Saya? Satu dua jam setelah vaksin, bagian tubuh kiri saya yang dijadikan posisi suntik terasa agak semutan. Gak mengganggu dan cepat hilang. Setelah itu, saya jadi ngantuk berat. Entah karena semalamnya saya begadang dan kurang tidur atau karena kurang kopi atau karena vaksin. Walaupun dikasih vaksin jenis berbeda, si Papap juga sama kondisinya setelah dia divaksin. Efeknya ke dia memang jadi ngantuk. Tapi karena dia hobi tidur jadi saya agak sangsi itu efek 100% dari vaksin atau dari magernya.

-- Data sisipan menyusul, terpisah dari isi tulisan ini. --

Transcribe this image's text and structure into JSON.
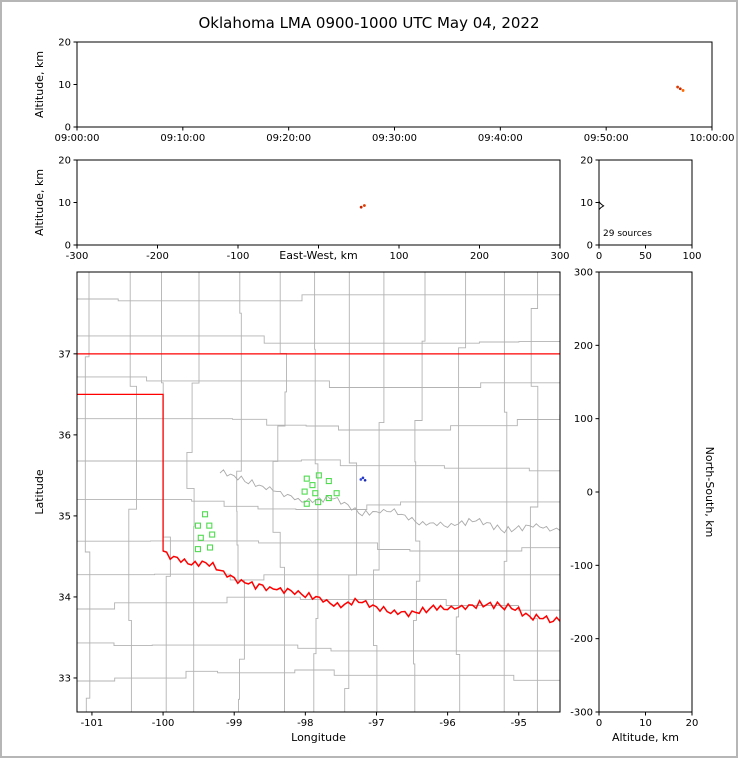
{
  "title": "Oklahoma LMA 0900-1000 UTC May 04, 2022",
  "colors": {
    "axis": "#000000",
    "county": "#b3b3b3",
    "state_border": "#ff0000",
    "river_gray": "#aaaaaa",
    "station": "#4fdc4f",
    "histogram": "#000000"
  },
  "chart_data": {
    "type": "scatter",
    "panels": [
      {
        "id": "time_altitude",
        "ylabel": "Altitude, km",
        "ylim": [
          0,
          20
        ],
        "yticks": [
          0,
          10,
          20
        ],
        "xlim": [
          0,
          3600
        ],
        "xtick_positions": [
          0,
          600,
          1200,
          1800,
          2400,
          3000,
          3600
        ],
        "xtick_labels": [
          "09:00:00",
          "09:10:00",
          "09:20:00",
          "09:30:00",
          "09:40:00",
          "09:50:00",
          "10:00:00"
        ],
        "points": [
          {
            "x": 3405,
            "y": 9.4,
            "c": "#e03a00"
          },
          {
            "x": 3420,
            "y": 9.0,
            "c": "#c82600"
          },
          {
            "x": 3436,
            "y": 8.6,
            "c": "#ff6a00"
          }
        ]
      },
      {
        "id": "ew_altitude",
        "xlabel": "East-West, km",
        "ylabel": "Altitude, km",
        "ylim": [
          0,
          20
        ],
        "yticks": [
          0,
          10,
          20
        ],
        "xlim": [
          -300,
          300
        ],
        "xtick_positions": [
          -300,
          -200,
          -100,
          0,
          100,
          200,
          300
        ],
        "xtick_labels": [
          "-300",
          "-200",
          "-100",
          "",
          "100",
          "200",
          "300"
        ],
        "points": [
          {
            "x": 57,
            "y": 9.3,
            "c": "#e03a00"
          },
          {
            "x": 53,
            "y": 8.9,
            "c": "#c82600"
          }
        ]
      },
      {
        "id": "source_count_altitude",
        "ylim": [
          0,
          20
        ],
        "yticks": [
          0,
          10,
          20
        ],
        "xlim": [
          0,
          100
        ],
        "xtick_positions": [
          0,
          50,
          100
        ],
        "xtick_labels": [
          "0",
          "50",
          "100"
        ],
        "annotation": "29 sources",
        "profile": {
          "alt": [
            8.3,
            8.8,
            9.2,
            9.5,
            9.9,
            10.3
          ],
          "count": [
            0,
            2,
            5,
            3,
            1,
            0
          ]
        }
      },
      {
        "id": "map",
        "xlabel": "Longitude",
        "ylabel": "Latitude",
        "xlim": [
          -101.21,
          -94.42
        ],
        "ylim": [
          32.58,
          38.01
        ],
        "xtick_positions": [
          -101,
          -100,
          -99,
          -98,
          -97,
          -96,
          -95
        ],
        "xtick_labels": [
          "-101",
          "-100",
          "-99",
          "-98",
          "-97",
          "-96",
          "-95"
        ],
        "yticks": [
          33,
          34,
          35,
          36,
          37
        ],
        "stations": [
          [
            -97.98,
            35.46
          ],
          [
            -97.81,
            35.5
          ],
          [
            -97.67,
            35.43
          ],
          [
            -98.01,
            35.3
          ],
          [
            -97.86,
            35.28
          ],
          [
            -97.98,
            35.15
          ],
          [
            -97.82,
            35.17
          ],
          [
            -97.67,
            35.22
          ],
          [
            -97.56,
            35.28
          ],
          [
            -97.9,
            35.38
          ],
          [
            -99.41,
            35.02
          ],
          [
            -99.51,
            34.88
          ],
          [
            -99.35,
            34.88
          ],
          [
            -99.47,
            34.73
          ],
          [
            -99.31,
            34.77
          ],
          [
            -99.51,
            34.59
          ],
          [
            -99.34,
            34.61
          ]
        ],
        "sources": [
          [
            -97.19,
            35.47,
            "#2438c8"
          ],
          [
            -97.16,
            35.44,
            "#1c2cb0"
          ],
          [
            -97.22,
            35.45,
            "#3248d6"
          ]
        ],
        "state_border": {
          "north_lat": 37.0,
          "panhandle_south_lat": 36.5,
          "west_lon": -100.0,
          "red_river": [
            [
              -100.0,
              34.56
            ],
            [
              -99.7,
              34.42
            ],
            [
              -99.35,
              34.4
            ],
            [
              -99.0,
              34.22
            ],
            [
              -98.6,
              34.12
            ],
            [
              -98.2,
              34.07
            ],
            [
              -97.9,
              34.0
            ],
            [
              -97.55,
              33.9
            ],
            [
              -97.2,
              33.95
            ],
            [
              -96.9,
              33.84
            ],
            [
              -96.6,
              33.8
            ],
            [
              -96.2,
              33.86
            ],
            [
              -95.8,
              33.87
            ],
            [
              -95.45,
              33.92
            ],
            [
              -95.1,
              33.87
            ],
            [
              -94.8,
              33.75
            ],
            [
              -94.42,
              33.7
            ]
          ]
        },
        "gray_river": [
          [
            -99.2,
            35.55
          ],
          [
            -98.8,
            35.42
          ],
          [
            -98.4,
            35.3
          ],
          [
            -98.0,
            35.17
          ],
          [
            -97.6,
            35.22
          ],
          [
            -97.2,
            35.02
          ],
          [
            -96.8,
            35.08
          ],
          [
            -96.4,
            34.92
          ],
          [
            -96.0,
            34.88
          ],
          [
            -95.6,
            34.95
          ],
          [
            -95.2,
            34.82
          ],
          [
            -94.8,
            34.88
          ],
          [
            -94.42,
            34.82
          ]
        ]
      },
      {
        "id": "ns_altitude",
        "xlabel": "Altitude, km",
        "ylabel": "North-South, km",
        "xlim": [
          0,
          20
        ],
        "xtick_positions": [
          0,
          10,
          20
        ],
        "xtick_labels": [
          "0",
          "10",
          "20"
        ],
        "ylim": [
          -300,
          300
        ],
        "yticks": [
          -300,
          -200,
          -100,
          0,
          100,
          200,
          300
        ],
        "points": []
      }
    ]
  }
}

Yang saya dengar sebelumnya dari si Papap, teman, adik, bapak-ibu tentang pengalaman mereka divaksin, manajemen penyuntikan vaksin Covid-19 ini sangat sangat sangat profesional, walapun penyelenggaranya beda dan lokasinya beda. Yang saya alami kemarin juga sama. Sangat profesional. Tenaga kesehatannya banyak dan prokesnya ketat. Total waktu dari daftar ulang sampai kelar vaksin masih di bawah satu jam. Padahal saya dapat nomor 609! Petugas kesehatannya ramah dan informatif. Saya yang consistent complainer ini gak punya materi untuk dikomplenkan 😀 . Pertama-tama dokter akan menanyakan riwayat kesehatan. Kita juga dicek suhu tubuh dan tekanan darah. Kalau normal, lanjut vaksin. Lalu petugas lain akan memperlihatkan kotak vaksin yang masih utuh dan lengkap dengan tanggal kadaluwarsanya sambil diberi informasi tentang si vaksin. Terus kita ditenang-tenangkan sebelum disuntik di lengan kiri atas jadi sekarang waktunya untuk latihan angkat berat supaya otot lengan terlihat kencang saat buka lengan baju. Setelah selesai suntik, kita disuruh tunggu di area observasi. Ditunggu setengah jam lah apakah ada efek instan setelah disuntik. Dari pengamatan saya, semua yang ada di ruang observasi baik-baik saja.

Waktu saya sedang menunggu giliran disuntik, saya sempat celingukan. Nyari tau apa bisa difoto pas disuntik. Tapi melihat semua petugas serius kerja (ya masa gak serius yeee) dan tiap orang ada perannya masing-masing, saya batal minta foto. Dari sekian banyak penunggu, hanya satu orang mbak yang berani minta tolong fotoin petugas hehehehehe….

Sekarang saya dan Hikari menunggu jadwal vaksin kedua. Prokes masih tetap dipakai ketat. Perjuangan belum selesai. Setelah 1 tahun 3 bulan bisa menghindarkan diri dari penularan, konyol kalau saya lengah sekarang. Apalagi setelah kejadian bikin sesak napas karena covid ini sudah merenggut nyawa mama mertua dan membuat dua rumah tangga jatuh sakit. Vaksin ini salah satu usaha ikhtiar untuk bisa melindungi orang lain dan terutama orang-orang yang saya sayangi. Jenis vaksinnya apa tidak jadi masalah (asal yang legal dan jelas ya) karena vaksin terbaik adalah vaksin yang bisa kita dapatkan.

Semoga kalian semua bisa segera mendapat giliran vaksin yaaaa!